This is a prototype website, simply used to our display information. Access our desired accessibility features and project videos here.

Who Are We?

Once Upon a Time Warp is a York University based project created through the Cross-Campus Capstone Classroom course and affiliated with Story Planet.

Story Planet is a non-profit organization dedicated to improving literacy skills whilst sharing typically unheard voices. Through workshops, facilitators encourage learning and respect of different story forms through reception of those forms. By offering access to different story forms, Story Planet hopes to normalize empathy, tolerance, and inclusivity among children, schools, and communities. We hope to foster these outcomes by researching and developing Story Planet’s challenge question.

The Once Upon a Time Warp executive team is comprised of six fourth year students who specialize in various fields such as Media Arts, Anthropology, Educational Studies, Psychology, English and Professional Writing, Law and Society, and International Development Studies.

What is the goal of this website?

The purpose of the Once Upon a Time Warp website is to provide accessible resources for students in grades 3-7 that will empower them to look at storytelling in a way that may not fit into the normalized styles of story structure often taught in schools. We also want to provide educators with information to help their students open up new creative avenues in their minds in order to get them thinking about the world outside of binary conventions. We want to show kids that there are many more ways to tell a story that can't be defined as “right” or “wrong” and melds more cohesively with the ways children tell stories naturally. The goal of this website from this point on is to gather as many examples of stories and story forms from different cultures and time periods to help reinforce the fact that there are many important, interesting works that either don’t or don’t fully embrace Western conventions of storytelling.

Our Guiding Question

How do we collect, curate, and make accessible stories that are non-colonial in form (don’t follow beginning, middle, and end; hero’s journey; or conflict-based arcs), so that we can share those structures with students in grades 3 to 7?

Why is it important to teach non-linear, non-colonial forms of storytelling?

If you've ever heard a child tell a story, you know that they aren't necessarily concerned with the chronology, characters, or in-depth explanations. Is this way of storytelling wrong? What defines "wrong" or "right" storytelling? Is it the fault of the author that the readers don't feel satisfied with the story? Or does the fault lie with those who have put expectations on the story because of what they feel should be included?


Categorizing stories and story forms is not simple. In our research, we came across many stories that both fit and didn't fit certain criteria we imagined were necessary to define "non-linear" and "non-colonial" stories. This inability to easily answer the question of "what makes a non-linear/non-colonial story or story form" was a driving force behind much of our research.

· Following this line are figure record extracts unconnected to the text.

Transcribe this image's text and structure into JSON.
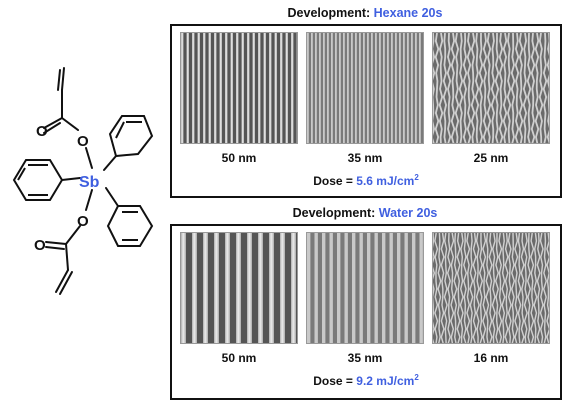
{
  "molecule": {
    "center_atom": "Sb",
    "oxygen_label": "O"
  },
  "panels": [
    {
      "title_prefix": "Development:",
      "developer": "Hexane 20s",
      "images": [
        {
          "label": "50 nm",
          "pattern": "lines-coarse"
        },
        {
          "label": "35 nm",
          "pattern": "lines-fine"
        },
        {
          "label": "25 nm",
          "pattern": "lines-wavy"
        }
      ],
      "dose_prefix": "Dose =",
      "dose_value": "5.6 mJ/cm",
      "dose_exp": "2"
    },
    {
      "title_prefix": "Development:",
      "developer": "Water 20s",
      "images": [
        {
          "label": "50 nm",
          "pattern": "lines-coarse"
        },
        {
          "label": "35 nm",
          "pattern": "lines-fine"
        },
        {
          "label": "16 nm",
          "pattern": "lines-wavy"
        }
      ],
      "dose_prefix": "Dose =",
      "dose_value": "9.2 mJ/cm",
      "dose_exp": "2"
    }
  ],
  "colors": {
    "accent": "#3f5fe0",
    "frame": "#111111"
  }
}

This website was the product of opening our research up to the idea that the stories we were trying to find simply provide a new outlook on storytelling for children to explore. This could be anything from stories from different places that have the same message or stories that can exist without some of the aspects we normally expect from a story, such as characters, narration, or a linear plot. The goal of this, is also to move away from the idea that there is such thing as a “good” or “bad” story depending on the aspects that they do or don’t have. In this way, we can challenge the idea that an author has to give the reader something satisfying (like characters or an ending) in order to enjoy a story. Our story collection is focused on forms that can be considered non-linear, non-colonial, or simply upset the expectations readers have for stories. On this website, we have collected literature, oral stories (through video and audio recordings), and things like picture books or oral stories with visual aides that defy the “norm” of Western storytelling and facilitate a more diverse view and understanding of what children's storytelling can be.